Вытянув руку, она тронула его предплечье. — В таком случае я польщена. Однако, Филипп тебе разве не друг?

— У Царей не бывает друзей, моя госпожа. У них есть верные слуги и заклятые враги. Иногда те и другие меняются местами; и настоящий мужчина должен ясно видеть это.

— Ты хороший учитель, — сказала Олимпиада. — Но могу ли я задать один последний вопрос?

— Если только он не касается стратегии, — ответил он с улыбкой. Мгновение она молчала. Улыбка резко изменила его лицо, сделав почти мальчишеским.

— Нет, он не о стратегии, во всяком случае, не связан с ней напрямую. Я думала о тебе, Парменион. Какие амбиции могут быть у мужчины с твоей репутацией?

— Действительно, какие? — произнес он, вставая. Поклонившись ей, он повернулся и зашагал к солдатскому лагерю, проверить часовых до того, как позволить себе роскошь сна.

Сзади в экипаже лежала и не спала Федра с ёкающим сердцем. Когда Парменион взял ее на руки, она была разбужена силой его духа. Это было слишком сильно, чтобы прочесть, и она была омыта морем образов необыкновенной яркости. Но через все образы проходило одно и тоже видение. Именно это и заставило Федру слышать биение своего сердца так громко, от этого у нее пересохло во рту и задрожали руки.

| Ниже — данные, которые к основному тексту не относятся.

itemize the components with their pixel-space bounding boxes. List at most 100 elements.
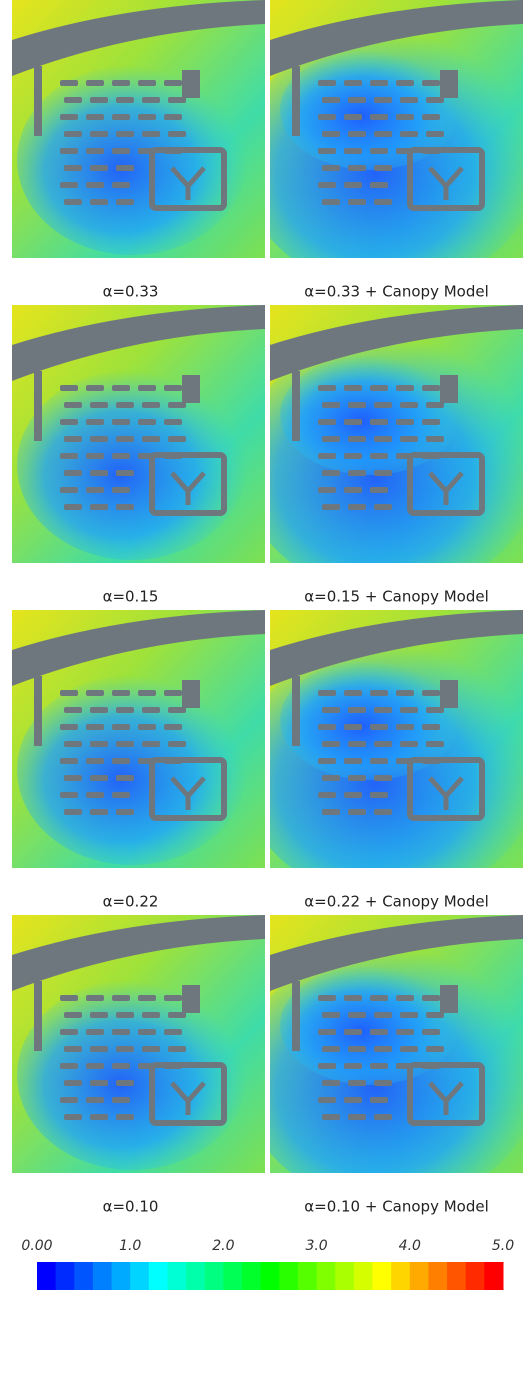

Всю жизнь Федра знала единственный способ избавиться от проклятия ясновидения. Ее мать сказала ей о нем.

— Когда ты отдашь себя мужчине, силы твои увянут и умрут, как розы зимой.

Мысль о том была столь отвратительна, что Федра предпочла жить с проклятием, чем избавиться от него таким способом. По правде, эта мысль была по-прежнему отвратительна ей — но награда! Она воскресила в памяти видение, снова видя перед собой славное будущее.

Как она могла не рискнуть?

Сев на подушках, она обернула шаль вокруг плеч и посмотрела на звезды, ярко светившие в окно экипажа. Она слышала, как говорили парменион и Олимпиада у костра. Его голос был мягок, почти любезен, но слова были сухими, и рождены они были его внутренней силой.

— Я смогу полюбить его, — заверила себя Федра. — Я добьюсь этого. — Но она не верила в это. — Так или иначе, это неважно, — прошептала она. — Мне не обязательно любить его.